Scott Davies
CEO, Institute of Travel Management
Every spring, the UK and Ireland business travel community gathers at the ITM Conference, this year held at Celtic Manor, with the theme ‘Inspire.’
Various key talking points were explored and debated, including two critical questions that appear to be on the minds of industry leaders. Firstly, is our industry broken? Second, are our travel management companies (TMCs) fit for the future?
Travel industry monetisation shift
The first question speaks to the money flows within the travel ecosystem, which have sustained it this far, but which have changed significantly in the last decade. Commissions paid by suppliers have long been confined to history. Yet, kickbacks, fees and other mechanisms which remunerate TMCs largely replaced them. These instruments have, for the last 25 years, been augmented as a revenue source by fee structures that TMCs charge their corporate clients directly.
However, advancements in technology — along with suppliers’ (especially airlines’) desire to differentiate themselves, sell directly to corporate travellers and upsell ancillary products — have eroded the value of the services they’re willing to pay TMCs for.
AI will play a major role in finessing
and optimising process efficiency
and customer experience.
Evolving travel management firms
At the conference, we aimed to level set the industry’s understanding of these shifting dynamics, to facilitate debate over whether innovation and progress are being hindered by legacy money flows that are tricky to wean off.

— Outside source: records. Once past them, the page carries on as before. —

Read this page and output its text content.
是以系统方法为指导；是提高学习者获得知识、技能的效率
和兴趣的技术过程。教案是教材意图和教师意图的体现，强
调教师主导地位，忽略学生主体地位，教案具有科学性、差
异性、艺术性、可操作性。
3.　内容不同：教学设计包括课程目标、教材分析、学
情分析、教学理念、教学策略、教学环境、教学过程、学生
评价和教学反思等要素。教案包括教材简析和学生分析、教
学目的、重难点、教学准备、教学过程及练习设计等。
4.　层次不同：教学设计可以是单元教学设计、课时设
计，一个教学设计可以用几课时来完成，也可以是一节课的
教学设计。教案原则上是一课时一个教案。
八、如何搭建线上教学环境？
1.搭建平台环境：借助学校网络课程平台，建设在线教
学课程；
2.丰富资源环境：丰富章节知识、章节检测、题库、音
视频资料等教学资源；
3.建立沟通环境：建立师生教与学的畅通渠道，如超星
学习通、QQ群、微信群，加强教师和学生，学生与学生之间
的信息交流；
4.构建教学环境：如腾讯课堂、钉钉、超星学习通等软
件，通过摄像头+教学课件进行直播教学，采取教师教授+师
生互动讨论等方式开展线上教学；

I believe that good travel management companies are the great chameleons of our industry, dynamically adapting and shape-shifting to aggregate, simplify and solve the challenges and opportunities that come their way. So many TMCs will continue to have a key role to play going forward.

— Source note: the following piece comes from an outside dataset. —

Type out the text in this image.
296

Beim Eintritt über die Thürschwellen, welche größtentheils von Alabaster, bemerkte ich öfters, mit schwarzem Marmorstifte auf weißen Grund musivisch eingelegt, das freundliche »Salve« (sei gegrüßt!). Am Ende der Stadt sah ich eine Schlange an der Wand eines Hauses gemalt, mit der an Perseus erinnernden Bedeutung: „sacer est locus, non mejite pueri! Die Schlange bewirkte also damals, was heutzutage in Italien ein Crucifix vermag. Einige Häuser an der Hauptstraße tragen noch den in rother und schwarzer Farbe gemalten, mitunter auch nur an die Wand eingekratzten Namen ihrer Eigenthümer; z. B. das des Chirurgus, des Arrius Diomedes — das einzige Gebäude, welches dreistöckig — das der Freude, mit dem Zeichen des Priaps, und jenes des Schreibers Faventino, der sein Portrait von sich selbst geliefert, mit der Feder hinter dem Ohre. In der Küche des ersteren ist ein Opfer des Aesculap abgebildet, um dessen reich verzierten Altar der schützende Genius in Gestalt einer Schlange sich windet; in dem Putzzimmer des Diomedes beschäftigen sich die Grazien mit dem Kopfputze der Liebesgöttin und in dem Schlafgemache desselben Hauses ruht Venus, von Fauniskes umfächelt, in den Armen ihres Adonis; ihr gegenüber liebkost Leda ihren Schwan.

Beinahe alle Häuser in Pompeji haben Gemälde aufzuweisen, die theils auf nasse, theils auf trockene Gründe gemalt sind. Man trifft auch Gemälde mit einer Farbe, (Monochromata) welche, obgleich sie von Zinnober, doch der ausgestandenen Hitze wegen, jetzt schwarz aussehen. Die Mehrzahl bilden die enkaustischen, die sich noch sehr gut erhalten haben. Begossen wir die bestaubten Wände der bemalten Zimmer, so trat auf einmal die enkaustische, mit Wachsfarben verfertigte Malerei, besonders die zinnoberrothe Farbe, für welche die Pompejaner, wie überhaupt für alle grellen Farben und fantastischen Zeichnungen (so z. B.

AI can reshape corporate travel
The reality is that most corporate travel programmes do not have the resources and capacity to evaluate and implement new technologies and distribution methods themselves. They need a strategic partner that can be their filter, pivot and champion to harness and deploy such tools.
It is clear that AI will play a major role in finessing and optimising process efficiency and customer experience. ITM members were generally of the view that, if we continue to embrace new technologies and let go of some ageing commercial constructs, our industry is not in fact broken at all.